Beaux Arts Magazine n°212 (janvier 2002)

Les échanges du plateau

Anne Kerner

placeholder imageplaceholder image

Un nouveau lieu d’art à Paris

Après sept ans de lutte d’une tenace association de riverains, un nouveau centre d’art contemporain ouvre ses portes le 17 janvier tout près du parc des Buttes-Chaumont, à Paris. Ça va déménager…

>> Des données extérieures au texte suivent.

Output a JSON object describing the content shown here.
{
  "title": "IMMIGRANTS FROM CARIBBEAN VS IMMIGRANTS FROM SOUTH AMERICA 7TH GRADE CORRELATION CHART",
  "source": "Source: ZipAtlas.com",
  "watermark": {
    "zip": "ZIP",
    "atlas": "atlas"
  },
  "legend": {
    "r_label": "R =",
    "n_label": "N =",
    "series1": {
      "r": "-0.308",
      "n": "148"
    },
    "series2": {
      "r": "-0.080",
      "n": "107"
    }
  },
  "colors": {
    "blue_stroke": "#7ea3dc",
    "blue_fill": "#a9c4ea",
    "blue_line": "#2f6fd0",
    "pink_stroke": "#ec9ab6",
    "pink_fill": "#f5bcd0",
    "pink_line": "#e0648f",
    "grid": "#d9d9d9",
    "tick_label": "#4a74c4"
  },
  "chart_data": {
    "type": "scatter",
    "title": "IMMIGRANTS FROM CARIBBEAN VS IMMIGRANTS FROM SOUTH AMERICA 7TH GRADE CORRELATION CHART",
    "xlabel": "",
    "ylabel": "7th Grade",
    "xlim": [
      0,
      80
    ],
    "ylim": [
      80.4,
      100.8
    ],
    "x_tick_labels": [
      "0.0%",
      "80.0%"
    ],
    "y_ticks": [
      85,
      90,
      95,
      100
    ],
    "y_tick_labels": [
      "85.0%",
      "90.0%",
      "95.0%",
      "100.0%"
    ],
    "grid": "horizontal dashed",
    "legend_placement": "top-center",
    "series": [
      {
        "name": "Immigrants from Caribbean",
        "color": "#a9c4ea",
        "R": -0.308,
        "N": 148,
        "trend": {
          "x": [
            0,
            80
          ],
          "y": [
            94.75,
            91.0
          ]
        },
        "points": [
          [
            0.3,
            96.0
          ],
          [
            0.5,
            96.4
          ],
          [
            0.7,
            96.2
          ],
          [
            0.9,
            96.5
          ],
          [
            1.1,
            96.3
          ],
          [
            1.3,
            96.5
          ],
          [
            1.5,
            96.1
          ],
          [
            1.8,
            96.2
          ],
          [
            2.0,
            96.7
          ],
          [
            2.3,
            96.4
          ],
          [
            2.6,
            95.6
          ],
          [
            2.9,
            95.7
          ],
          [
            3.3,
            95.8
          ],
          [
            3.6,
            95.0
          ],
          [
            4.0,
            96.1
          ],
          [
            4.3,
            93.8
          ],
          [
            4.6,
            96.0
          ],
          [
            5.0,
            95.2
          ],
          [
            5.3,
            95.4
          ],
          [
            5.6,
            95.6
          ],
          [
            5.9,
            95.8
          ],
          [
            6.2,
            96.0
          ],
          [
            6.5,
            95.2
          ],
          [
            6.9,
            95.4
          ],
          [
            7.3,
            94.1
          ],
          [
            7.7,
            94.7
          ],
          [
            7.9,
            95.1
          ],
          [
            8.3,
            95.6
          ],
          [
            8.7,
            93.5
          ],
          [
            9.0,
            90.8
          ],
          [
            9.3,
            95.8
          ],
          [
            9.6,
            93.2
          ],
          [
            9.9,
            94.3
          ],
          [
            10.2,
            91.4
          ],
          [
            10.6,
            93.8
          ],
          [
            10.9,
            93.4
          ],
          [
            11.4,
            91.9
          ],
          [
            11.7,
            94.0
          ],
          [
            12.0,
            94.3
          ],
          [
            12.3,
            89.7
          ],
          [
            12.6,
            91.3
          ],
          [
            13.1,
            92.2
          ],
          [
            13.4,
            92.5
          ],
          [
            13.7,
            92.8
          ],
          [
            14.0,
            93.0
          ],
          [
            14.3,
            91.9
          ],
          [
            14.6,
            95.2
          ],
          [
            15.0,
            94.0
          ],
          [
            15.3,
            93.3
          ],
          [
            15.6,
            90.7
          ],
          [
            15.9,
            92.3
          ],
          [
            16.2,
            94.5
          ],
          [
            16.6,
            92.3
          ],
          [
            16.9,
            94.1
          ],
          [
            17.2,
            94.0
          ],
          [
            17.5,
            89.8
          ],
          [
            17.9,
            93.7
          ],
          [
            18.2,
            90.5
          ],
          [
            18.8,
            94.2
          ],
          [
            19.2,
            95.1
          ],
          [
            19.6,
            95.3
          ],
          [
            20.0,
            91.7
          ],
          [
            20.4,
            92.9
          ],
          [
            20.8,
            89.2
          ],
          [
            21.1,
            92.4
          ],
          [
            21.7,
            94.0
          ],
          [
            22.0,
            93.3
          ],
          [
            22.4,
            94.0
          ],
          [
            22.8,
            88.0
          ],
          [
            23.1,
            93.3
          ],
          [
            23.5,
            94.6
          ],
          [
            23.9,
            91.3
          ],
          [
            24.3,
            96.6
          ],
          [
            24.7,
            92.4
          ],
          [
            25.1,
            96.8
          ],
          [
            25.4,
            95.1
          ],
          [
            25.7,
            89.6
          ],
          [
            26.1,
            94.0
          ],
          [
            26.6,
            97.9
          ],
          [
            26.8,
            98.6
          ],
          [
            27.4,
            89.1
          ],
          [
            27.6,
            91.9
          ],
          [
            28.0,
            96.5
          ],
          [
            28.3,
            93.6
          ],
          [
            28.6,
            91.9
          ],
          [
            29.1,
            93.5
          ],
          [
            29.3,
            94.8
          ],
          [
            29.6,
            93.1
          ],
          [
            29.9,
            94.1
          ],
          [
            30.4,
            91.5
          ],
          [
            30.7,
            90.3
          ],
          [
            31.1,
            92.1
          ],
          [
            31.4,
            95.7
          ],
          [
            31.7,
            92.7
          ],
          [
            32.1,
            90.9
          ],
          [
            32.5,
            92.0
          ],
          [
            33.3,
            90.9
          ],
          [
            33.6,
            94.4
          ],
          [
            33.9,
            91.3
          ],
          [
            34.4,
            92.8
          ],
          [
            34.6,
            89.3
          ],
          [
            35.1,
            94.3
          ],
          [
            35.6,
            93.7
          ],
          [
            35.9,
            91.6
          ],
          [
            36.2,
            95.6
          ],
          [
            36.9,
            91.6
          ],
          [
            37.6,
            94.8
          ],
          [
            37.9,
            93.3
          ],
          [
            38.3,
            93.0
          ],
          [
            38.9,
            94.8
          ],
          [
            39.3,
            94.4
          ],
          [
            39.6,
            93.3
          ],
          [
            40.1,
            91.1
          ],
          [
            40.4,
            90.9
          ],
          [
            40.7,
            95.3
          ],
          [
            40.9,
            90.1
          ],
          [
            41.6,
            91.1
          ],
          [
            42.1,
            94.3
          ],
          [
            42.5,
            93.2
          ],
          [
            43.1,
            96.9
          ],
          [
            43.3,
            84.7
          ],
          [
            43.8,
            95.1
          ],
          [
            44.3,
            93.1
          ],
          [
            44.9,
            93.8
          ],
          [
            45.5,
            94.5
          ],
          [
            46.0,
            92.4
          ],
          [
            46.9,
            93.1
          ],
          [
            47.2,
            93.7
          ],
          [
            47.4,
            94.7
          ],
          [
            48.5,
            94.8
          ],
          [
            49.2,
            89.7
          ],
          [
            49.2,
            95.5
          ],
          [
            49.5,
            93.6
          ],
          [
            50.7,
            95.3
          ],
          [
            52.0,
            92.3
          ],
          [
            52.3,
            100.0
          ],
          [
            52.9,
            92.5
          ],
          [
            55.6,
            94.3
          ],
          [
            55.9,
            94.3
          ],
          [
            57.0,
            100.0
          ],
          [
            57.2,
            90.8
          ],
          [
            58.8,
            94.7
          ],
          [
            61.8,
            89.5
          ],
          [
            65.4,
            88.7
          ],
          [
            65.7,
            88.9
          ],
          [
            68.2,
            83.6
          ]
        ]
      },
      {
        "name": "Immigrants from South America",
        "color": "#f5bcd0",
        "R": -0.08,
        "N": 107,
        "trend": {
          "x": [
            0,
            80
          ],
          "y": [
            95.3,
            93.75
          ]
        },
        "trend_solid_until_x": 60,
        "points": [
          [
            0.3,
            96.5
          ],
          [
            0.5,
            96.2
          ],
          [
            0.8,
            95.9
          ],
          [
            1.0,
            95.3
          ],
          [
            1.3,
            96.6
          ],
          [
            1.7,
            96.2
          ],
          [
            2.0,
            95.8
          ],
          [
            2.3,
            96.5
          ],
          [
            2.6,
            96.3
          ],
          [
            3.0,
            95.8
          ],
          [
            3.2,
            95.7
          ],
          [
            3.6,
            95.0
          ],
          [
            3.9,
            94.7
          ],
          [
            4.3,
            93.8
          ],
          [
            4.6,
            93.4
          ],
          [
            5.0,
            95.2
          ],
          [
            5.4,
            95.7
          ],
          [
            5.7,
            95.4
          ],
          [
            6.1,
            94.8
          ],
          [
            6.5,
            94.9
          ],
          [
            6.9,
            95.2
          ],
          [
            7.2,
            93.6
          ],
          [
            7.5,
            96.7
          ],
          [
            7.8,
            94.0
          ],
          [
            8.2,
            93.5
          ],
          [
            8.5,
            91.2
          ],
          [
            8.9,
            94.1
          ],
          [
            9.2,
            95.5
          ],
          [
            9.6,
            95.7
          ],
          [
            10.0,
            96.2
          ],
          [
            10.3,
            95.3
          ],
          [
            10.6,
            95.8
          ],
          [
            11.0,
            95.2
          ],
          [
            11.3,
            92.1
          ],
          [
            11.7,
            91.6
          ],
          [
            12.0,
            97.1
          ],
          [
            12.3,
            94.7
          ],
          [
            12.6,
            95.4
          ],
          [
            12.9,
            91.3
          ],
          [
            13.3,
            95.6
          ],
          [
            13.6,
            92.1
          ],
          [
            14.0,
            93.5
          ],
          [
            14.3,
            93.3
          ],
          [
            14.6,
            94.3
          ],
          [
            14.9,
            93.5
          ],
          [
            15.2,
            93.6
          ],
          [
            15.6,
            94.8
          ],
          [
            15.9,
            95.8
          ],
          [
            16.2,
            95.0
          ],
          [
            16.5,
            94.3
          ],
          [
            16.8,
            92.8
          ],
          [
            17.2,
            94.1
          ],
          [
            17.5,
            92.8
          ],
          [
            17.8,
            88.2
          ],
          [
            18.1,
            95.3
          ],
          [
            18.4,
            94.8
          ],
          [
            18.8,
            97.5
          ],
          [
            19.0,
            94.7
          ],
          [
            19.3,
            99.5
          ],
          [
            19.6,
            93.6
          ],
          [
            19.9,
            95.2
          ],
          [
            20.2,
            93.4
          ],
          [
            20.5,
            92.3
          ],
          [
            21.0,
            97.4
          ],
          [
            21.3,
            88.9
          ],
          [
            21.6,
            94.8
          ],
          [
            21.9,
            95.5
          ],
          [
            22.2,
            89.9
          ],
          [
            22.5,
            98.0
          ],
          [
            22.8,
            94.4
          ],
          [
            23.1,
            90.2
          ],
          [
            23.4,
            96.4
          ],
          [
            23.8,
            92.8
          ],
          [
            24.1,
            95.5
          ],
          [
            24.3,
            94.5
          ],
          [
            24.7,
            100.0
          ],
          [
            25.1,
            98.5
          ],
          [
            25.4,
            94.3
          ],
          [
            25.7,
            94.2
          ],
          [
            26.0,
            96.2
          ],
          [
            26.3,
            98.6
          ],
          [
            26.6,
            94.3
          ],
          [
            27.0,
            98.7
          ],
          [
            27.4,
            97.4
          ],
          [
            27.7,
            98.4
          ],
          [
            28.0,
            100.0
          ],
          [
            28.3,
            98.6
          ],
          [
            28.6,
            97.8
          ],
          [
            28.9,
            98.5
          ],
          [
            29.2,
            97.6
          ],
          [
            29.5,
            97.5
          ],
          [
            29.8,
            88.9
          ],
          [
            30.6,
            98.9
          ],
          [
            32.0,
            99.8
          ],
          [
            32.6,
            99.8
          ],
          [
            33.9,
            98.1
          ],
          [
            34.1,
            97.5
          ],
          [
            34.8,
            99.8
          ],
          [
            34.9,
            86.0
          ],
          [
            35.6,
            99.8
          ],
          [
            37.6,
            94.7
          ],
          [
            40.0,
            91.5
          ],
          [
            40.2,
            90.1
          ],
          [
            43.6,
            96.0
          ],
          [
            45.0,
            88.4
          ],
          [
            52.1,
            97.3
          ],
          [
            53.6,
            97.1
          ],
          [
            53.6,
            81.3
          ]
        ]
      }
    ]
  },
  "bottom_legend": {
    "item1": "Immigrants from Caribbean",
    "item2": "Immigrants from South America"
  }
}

« L’esprit de persévérance se fonde sur le principe d’incertitude… » Ainsi commence la longue phrase de l’écrivain
Louis-René des Forêts déployée sur l’un des murs du Plateau pour son inauguration. « Ce texte résume tout ce qui a été fait ici », explique Éric Corne, directeur de la programmation du centre d’art mais aussi artiste et président de l’association Vivre aux Buttes-Chaumont. Tout, c’est-à-dire d’abord une lutte politico-administrative de sept ans. Avec Bouygues, seul repreneur, en 1993, des studios de la SFP rasés dans le but de construire des logements privés. Une bataille menée par les seuls riverains pour défendre leur vie de quartier. « Telle apparaît l’ubiquité du Plateau », insiste Eric Corne. Résultat : 500 logements au lieu de 700, 7 étages au lieu de 10, des équipements publics avec une crèche de 50 berceaux, 100 m² pour lieu d’accueil et 600 m² pour le centre d’art contemporain. Les élus de droite et d’extrême-droite du conseil régional d’Ile-de-France s’en mêlent, étranglent le projet en juin 2000. Mais la pertinence et l’obstination gagnent.
S’ouvre ainsi et enfin, le 17 janvier, dans le XIXᵉ arrondissement de Paris, à quelques enjambées du parc des Buttes-Chaumont, un nouvel espace lié au Fonds régional d’Art contemporain d’Île-de-France, soutenu aussi bien par le conseil régional, le ministère de la Culture et de la Communication que par celui de l'Éducation nationale et par la ville de Paris. Eric Corne semble ne pas encore y croire ! Pourtant, les quatre salles d’exposition et le centre de ressources sont bel et bien là. « Il faut que le lieu soit une sorte d’émetteur-récepteur. Que les artistes s’y sentent bien. Qu’ils y viennent et y reviennent. Qu’ils y soient maîtres de leur temps, de leur création. » Et les mots d’ouverture, de confiance, de relation de se bousculer dans la conversation. « Ce n’est pas un lieu de proximité, c’est un lieu avec la proximité. » Corne croit par-dessus tout à son cheval de bataille, l’échange. Échanges dans le tissu urbain du très proche voisinage. Du foyer des femmes célibataires au bar Fleury de Mme Huguette en passant par le collège et les commerces. Échanges grâce aux actions menées avec d’autres pays comme bientôt la Colombie et le Mexique. Échanges avec les commissaires d’exposition, les critiques d’art pour une parole plurielle. Echanges évidemment au sein même du travail des artistes qui développent entre autre la notion de l’intime, de la sensualité, chère au directeur de la programmation « parce que l’intime est peut-être aujourd’hui l’espace le plus subversif ». Enfin, échanges avec le site de création contemporaine du Palais de Tokyo (cf. p. 80), qui débuteront concrètement avec la circulation de navettes entre les deux espaces pendant les quatre jours d’inauguration. Quatre jours de fête, donc, célèbrent le Plateau du 17 au 20 janvier. Avec un diaporama de Valérie Jouve, une vidéo de Marie Legros, une performance de Fiorenza Menini (ill. My generation, time and history, 2001, performance, © F. Menini), des dessins de Frédéric Bruly-Bouabré, un wall painting de Julije Knifer, comme une sélection de vidéoclips par Denis Angus et de films expérimentaux avec Light Cone.
Bien sûr, la musique et la danse sont au rendez-vous. Aussi bien avec K.mix.K. pour la techno que Jean-Christophe Marti pour la musique contemporaine. À partir du 7 mars, rendez-vous pour l’exposition « Premiers Mouvements » divisée en deux volets, le premier consacré à Robert Filliou, le second aux projets spécifiques d’André Cadere, Hans Jürg Kupper, Marie Legros, Santiago Reyes, Francisco Ruiz de Infante, Dana Wyse… Redonner au quartier des Buttes-Chaumont sa vocation culturelle en soutenant la création contemporaine française, sachant que « la contemporanéité est un tremblement, un déséquilibre ». Tel est le message lancé et passé par Éric Corne avec « la ténacité d’un apprenti-funambule », poursuit le texte de Louis-René des Forêts.